New pitching rule in MLB ruins game


Sam TapperSports Writer

It is now February — pitchers and catchers have reported to spring training and position players are right behind them. Baseball is right around the corner, and in the wake of the recent cheating controversy the MLB wants you to forget, the league has implemented a set of new rules for the 2020 season.

Some rules at least make sense, such as the additional roster spot, increasing the number of active players on a roster from 25 to 26 and limiting the amount of times a position player can pitch. However, the new rule surrounding relief pitchers, forcing a reliever to face at least three batters or finish an inning before being taken out, is only hurting the game.

According to an article from USA Today, MLB Commissioner Rob Manfred had been pushing for this three-batter minimum for a while, arguing that it would “cut down on the number of pitching changes during a game and speed up pace of play.”

Part of what makes baseball so great is the level of strategy involved. Great game managers have made names and defined legacies for themselves based on strategic moves throughout a game, many of which consist of matchups.

For pitchers, it is the polar opposite, especially with relief pitchers. Managers will usually let their starting pitchers go as long as they physically can. But when making calls to the bullpen, it is all about matchups. It is better to have a left-handed pitcher go up against a lefty batter and vice versa because it puts the batter at a disadvantage.

For example: in game three of the 2013 ALCS, then Red Sox manager John Farrell made the decision to pull lefty Craig Breslow with one out for righty Junichi Tazawa, just so he could face the AL MVP Miguel Cabrera.

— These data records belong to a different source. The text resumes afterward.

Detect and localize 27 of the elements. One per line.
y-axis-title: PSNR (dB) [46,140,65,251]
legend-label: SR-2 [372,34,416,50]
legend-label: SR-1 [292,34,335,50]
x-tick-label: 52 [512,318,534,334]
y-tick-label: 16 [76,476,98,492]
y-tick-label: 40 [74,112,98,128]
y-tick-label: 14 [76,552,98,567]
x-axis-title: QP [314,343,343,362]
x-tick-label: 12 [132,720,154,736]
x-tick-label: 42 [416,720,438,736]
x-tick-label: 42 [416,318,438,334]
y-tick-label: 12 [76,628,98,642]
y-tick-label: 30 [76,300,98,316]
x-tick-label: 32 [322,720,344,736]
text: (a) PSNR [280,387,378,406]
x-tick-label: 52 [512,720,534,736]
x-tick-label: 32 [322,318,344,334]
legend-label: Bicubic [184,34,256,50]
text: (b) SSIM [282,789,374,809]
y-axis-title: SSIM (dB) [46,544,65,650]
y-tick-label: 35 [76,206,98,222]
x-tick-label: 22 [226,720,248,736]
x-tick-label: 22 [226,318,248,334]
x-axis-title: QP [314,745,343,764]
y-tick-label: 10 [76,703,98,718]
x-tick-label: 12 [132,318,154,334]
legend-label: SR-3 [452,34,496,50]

Tazawa ended up striking Cabrera out with two runners on before giving way to the closer Koji Uehara in that same inning before winning a tight 1-0 game.

Our days of seeing a relief pitcher pitch a third of an inning are over. I am all for speeding up the pace of play, but speeding up and changing the game are two different things. This is changing the game, and not for the better, by completely eliminating an area where managers shine.